Grammar point: "Articular Infinitive"
Luke uses a whole bunch of articular infinitives. It is a construction we really don't have in English but it makes sense. 17.11 literally reads: "And it happened in the walking into Jerusalem." ' In the walking' is an articular infinitive with preposition. Which sounds complex but it means you have the following: preposition (in, with, for)+the+infinitive. In this case in+the+walking. To translate you need to figure out two things. First, who is doing the action. And second, what does the preposition mean. In this sentence, the subject of the infinitive phrase is not really given, but you can guess its Jesus and the disciples. (Reminder -- the subject of an infinitive is given in the accusative). Second, the preposition in this case, "en" signifies concurrent action. So... "And it happened in the walking into Jerusalem..." becomes "While they entered Jerusalem,"
See 17.14 to test yourself if you understand this. In fact, 17:14 highlights that the being cleansed did not happen when they heard the word of Jesus (go to the priests) but when they left Jesus. They were told to present themselves to the priests while they were unclean, either meaning that Jesus was giving them permission to be lepers in the temple or that they had faith in the certainty of their healing. A fascinating debate -- either case would be a tremendous example of their faith!
Sentence breakdown: Luke 17:16
NRSV He prostrated himself at Jesus' feet and thanked him. And he was a Samaritan.
Greek και επεσεν επι προσωπον παρα τους ποδας αυτου ευχαριστων αυτω και αυτος ην Σαμαριτης
και επεσεν : Easy way to start a sentence. Ignore the kai (for now at least) and then translate the verb, 3rd person singular aorist: "He fell"

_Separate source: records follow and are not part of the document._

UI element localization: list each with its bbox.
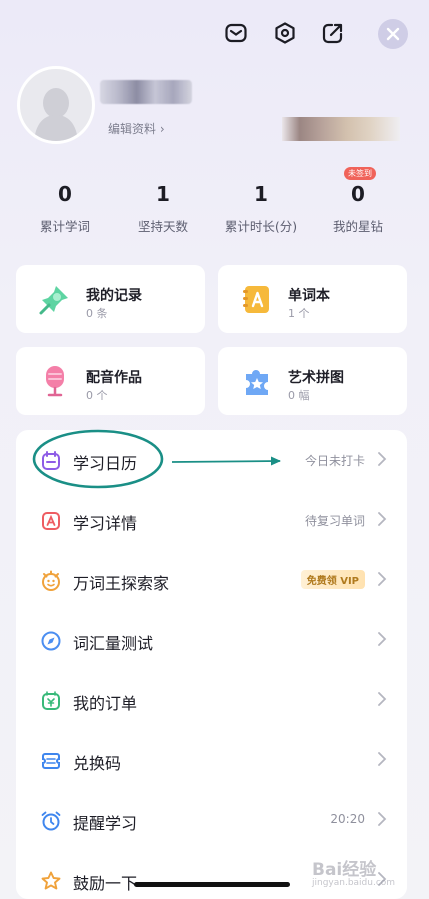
stat-label: 累计学词: [39, 219, 90, 234]
stat-label: 坚持天数: [137, 219, 188, 234]
stat-value: 1: [156, 182, 170, 206]
compass-icon: [41, 631, 61, 651]
chevron-right-icon: [378, 452, 387, 466]
detail-icon: [42, 512, 60, 530]
menu-item-vocab-test[interactable]: 词汇量测试: [16, 610, 407, 670]
username-blurred: [100, 80, 192, 104]
mail-icon[interactable]: [223, 20, 249, 46]
chevron-right-icon: [378, 572, 387, 586]
stat-label: 累计时长(分): [224, 219, 298, 234]
free-vip-tag[interactable]: 免费领 VIP: [300, 570, 365, 589]
menu-item-label: 万词王探索家: [73, 574, 170, 593]
card-title: 配音作品: [86, 370, 142, 386]
order-icon: [42, 691, 60, 710]
menu-item-label: 学习详情: [73, 514, 138, 533]
stat-words-learned[interactable]: 0 累计学词: [15, 182, 115, 235]
menu-item-study-details[interactable]: 学习详情 待复习单词: [16, 490, 407, 550]
card-art-puzzle[interactable]: 艺术拼图 0 幅: [218, 347, 407, 415]
explorer-icon: [42, 570, 60, 591]
stat-value: 0: [351, 182, 365, 206]
card-title: 艺术拼图: [288, 370, 344, 386]
menu-item-redeem-code[interactable]: 兑换码: [16, 730, 407, 790]
menu-item-status: 待复习单词: [304, 514, 365, 528]
close-button[interactable]: [378, 19, 408, 49]
user-id-blurred: [282, 117, 400, 141]
chevron-right-icon: [378, 752, 387, 766]
reminder-time: 20:20: [330, 812, 365, 826]
watermark-sub: jingyan.baidu.com: [312, 878, 396, 888]
stat-total-minutes[interactable]: 1 累计时长(分): [211, 182, 311, 235]
chevron-right-icon: [378, 632, 387, 646]
home-indicator: [134, 882, 290, 887]
card-subtitle: 0 幅: [288, 389, 310, 402]
stat-label: 我的星钻: [332, 219, 383, 234]
chevron-right-icon: [378, 512, 387, 526]
menu-item-label: 词汇量测试: [73, 634, 154, 653]
stat-value: 0: [58, 182, 72, 206]
menu-item-label: 我的订单: [73, 694, 138, 713]
share-icon[interactable]: [320, 20, 346, 46]
puzzle-icon: [246, 370, 268, 395]
star-icon: [41, 871, 61, 890]
watermark: Bai经验 jingyan.baidu.com: [312, 855, 395, 888]
card-subtitle: 0 个: [86, 389, 108, 402]
menu-item-label: 鼓励一下: [73, 874, 138, 893]
watermark-main: Bai经验: [312, 860, 377, 880]
stat-streak-days[interactable]: 1 坚持天数: [113, 182, 213, 235]
card-dubbing-works[interactable]: 配音作品 0 个: [16, 347, 205, 415]
microphone-icon: [46, 366, 64, 397]
alarm-icon: [41, 811, 61, 831]
stat-star-diamonds[interactable]: 0 我的星钻: [308, 182, 408, 235]
chevron-right-icon: [378, 812, 387, 826]
settings-icon[interactable]: [272, 20, 298, 46]
stat-value: 1: [254, 182, 268, 206]
card-subtitle: 0 条: [86, 307, 108, 320]
edit-profile-link[interactable]: 编辑资料 ›: [108, 120, 165, 137]
card-title: 单词本: [288, 288, 330, 304]
settings-menu-list: 学习日历 今日未打卡 学习详情 待复习单词 万词王探索家 免费领 VIP 词汇量…: [16, 430, 407, 899]
wordbook-icon: [243, 286, 269, 313]
unsigned-badge: 未签到: [344, 167, 376, 180]
menu-item-label: 兑换码: [73, 754, 122, 773]
card-subtitle: 1 个: [288, 307, 310, 320]
card-title: 我的记录: [86, 288, 142, 304]
close-icon: [386, 27, 400, 41]
pin-icon: [39, 286, 68, 315]
avatar[interactable]: [17, 66, 95, 144]
calendar-icon: [42, 451, 60, 470]
menu-item-label: 学习日历: [73, 454, 138, 473]
card-my-records[interactable]: 我的记录 0 条: [16, 265, 205, 333]
menu-item-my-orders[interactable]: 我的订单: [16, 670, 407, 730]
chevron-right-icon: [378, 692, 387, 706]
menu-item-status: 今日未打卡: [304, 454, 365, 468]
card-wordbook[interactable]: 单词本 1 个: [218, 265, 407, 333]
menu-item-study-calendar[interactable]: 学习日历 今日未打卡: [16, 430, 407, 490]
ticket-icon: [42, 753, 60, 769]
default-avatar-icon: [34, 88, 78, 141]
menu-item-label: 提醒学习: [73, 814, 138, 833]
menu-item-study-reminder[interactable]: 提醒学习 20:20: [16, 790, 407, 850]
menu-item-explorer[interactable]: 万词王探索家 免费领 VIP: [16, 550, 407, 610]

επι προσωπον: Easy preposition: Upon (a) face.
παρα τους ποδας αυτου: Similarly an easy phrase to translate: "at the feet of him." Reminder: αυτου and its various forms, 95% of the time, refer to prepositions. They can mean "very" and "same" but this happens rarely.
So "he fell upon a face at his feet." The NRSV simplifies: He prostrated himself. I like it, although some many not know what "prostrated" means.
ευχαριστων αυτω: Now the sentence gets a bit trickier. However, its still pretty straight forward (as far as circumstantial participles go!). To translate the preposition, let's plug it in:
step one: Determine what type -- circumstantial
step two: rough translation by adding "ing": "giving thanks"
step three: figure out who: "the leper"
step four: adjust tense and voice -- in this case, unnecessary.
step five: put it in the sentence: "He prostrated himself at the feet of Jesus, (the leper) giving thanks."
In this case, because neither the subject nor even the verb tense changes from sentence to participle, its plug and play!
και αυτος ην Σαμαριτης: And he was a Samaritan.
This sentence can be a good review of your pronouns!